Никто из присутствующих не улыбнулся в ответ на эту остроту, которую герцог несомненно покарал бы смертью, если бы ее позволил себе кто-нибудь другой.
— Всем известны хладнокровие, храбрость и полководческий талант вашего высочества, — возразил Анри. — Мы умоляем вас не терзать наши сердца, приписывая себе воображаемые ошибки. Самый даровитый полководец может потерпеть поражение, и сам Ганнибал был побежден при Заме.
— Да, — ответил герцог, — но Ганнибал выиграл битвы при Требии, Тразименском озере и Каннах, а я выиграл одну только битву при Като-Камбрези, которая не может идти ни в какое сравнение с ними.
— Вы изволите шутить, монсеньер, говоря, что бежали?
— Нет, черт возьми!
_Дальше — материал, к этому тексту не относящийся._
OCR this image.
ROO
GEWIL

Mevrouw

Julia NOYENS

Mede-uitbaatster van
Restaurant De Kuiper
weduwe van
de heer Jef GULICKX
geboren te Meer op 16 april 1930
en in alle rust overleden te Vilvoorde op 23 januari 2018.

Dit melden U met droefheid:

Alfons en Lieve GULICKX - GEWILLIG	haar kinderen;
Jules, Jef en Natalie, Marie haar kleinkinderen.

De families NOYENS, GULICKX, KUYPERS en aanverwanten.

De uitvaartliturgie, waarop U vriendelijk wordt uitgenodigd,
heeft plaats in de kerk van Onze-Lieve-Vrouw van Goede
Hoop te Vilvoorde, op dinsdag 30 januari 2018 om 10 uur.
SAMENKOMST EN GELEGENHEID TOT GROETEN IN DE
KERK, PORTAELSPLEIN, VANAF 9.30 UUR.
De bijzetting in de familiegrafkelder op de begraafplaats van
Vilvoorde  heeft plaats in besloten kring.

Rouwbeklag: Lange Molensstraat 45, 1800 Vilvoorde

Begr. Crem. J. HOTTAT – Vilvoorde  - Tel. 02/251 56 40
И не думаю шутить; неужели, дю Бушаж, ты находишь, что это предмет для шуток?
— Разве можно было поступить иначе, граф? — спросил Орильи, желая поддержать своего господина.
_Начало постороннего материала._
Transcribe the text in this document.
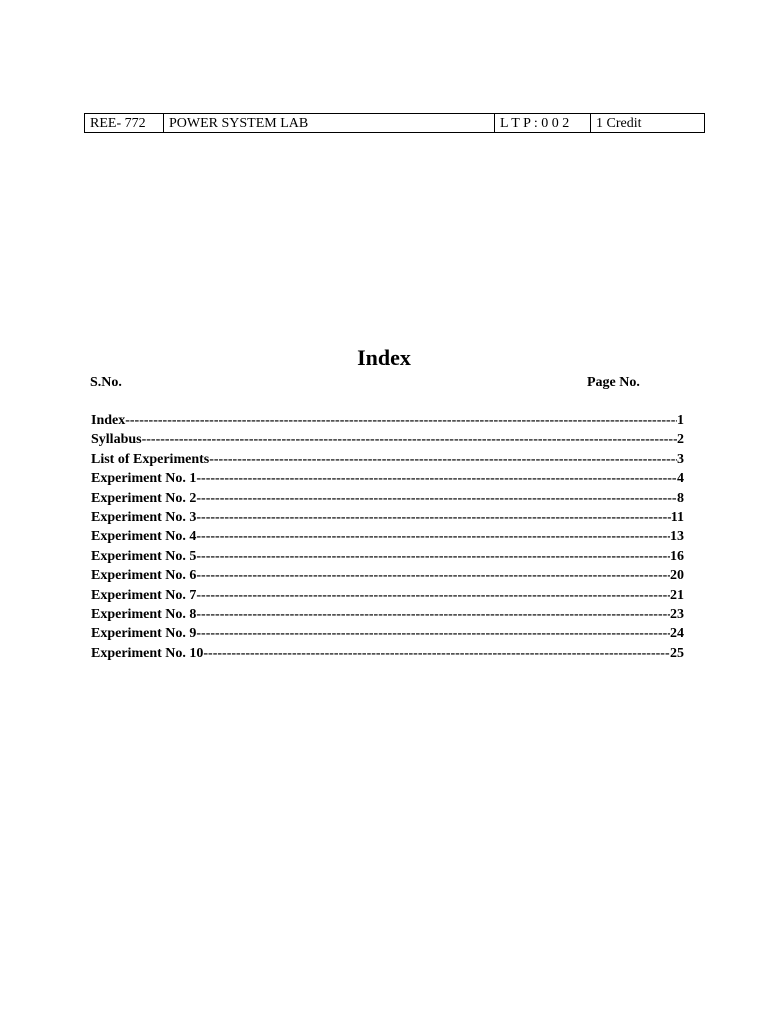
REE- 772	POWER SYSTEM LAB	L T P : 0 0 2	1 Credit
Index
S.No.	Page No.
Index -----	1
Syllabus -----	2
List of Experiments -----	3
Experiment No. 1 -----	4
Experiment No. 2 -----	8
Experiment No. 3 -----	11
Experiment No. 4 -----	13
Experiment No. 5 -----	16
Experiment No. 6 -----	20
Experiment No. 7 -----	21
Experiment No. 8 -----	23
Experiment No. 9 -----	24
Experiment No. 10 -----	25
— Молчи, Орильи, — приказал герцог, — спроси об этом у тени Сент-Эньяна.
Орильи потупился.
— Ах да, вы не знаете, что произошло с Сент-Эньяном; я расскажу вам это не в трех словах, а в трех гримасах.
При этой новой остроте, омерзительной в столь тягостных обстоятельствах, офицеры нахмурились, не смущаясь тем, что это могло не понравиться их повелителю.
— Итак, представьте себе, господа, — начал герцог, делая вид, будто не заметил этого изъявления недовольства, — представьте себе, что в ту минуту, когда неблагоприятный исход битвы уже определился, Сент-Эньяи собрал вокруг себя пятьсот всадников и, вместо того что бы отступать, как все прочие, подъехал ко мне со словами: «Нужно немедленно пойти в атаку, монсеньер». — «Как так? — возразил я. — Вы с ума сошли, Сент-Эньян, их сто против одного француза». — «Будь их тысяча против одного, — ответил он с ужасающей гримасой, — я пойду в атаку». — «Идите, друг мой, идите, — сказал я. — Что до меня, я-то в атаку не пойду, я поступлю совсем наоборот». — «В таком случае дайте мне вашего коня — он совсем обессилел, я же бежать не намерен, поэтому для меня всякий конь хорош». И он действительно отдал мне своего вороного коня, а сам пересел на моего белого, сказав при этом: «Герцог, на этом скакуне вы сделаете двадцать лье за четыре часа». Затем, обратившись к своим людям, он воскликнул: «За мной, господа! Вперед все те, кто не хочет повернуться спиной к врагам!» И он бросился на встречу фламандцам с гримасой еще более страшной, чем первая. Послушай он меня, вместо того чтобы проявить такую бесполезную отвагу, он сидел бы с нами за этим столом и не строил бы в настоящую минуту третью по счету гримасу, по всей вероятности еще более безобразную, чем две первые.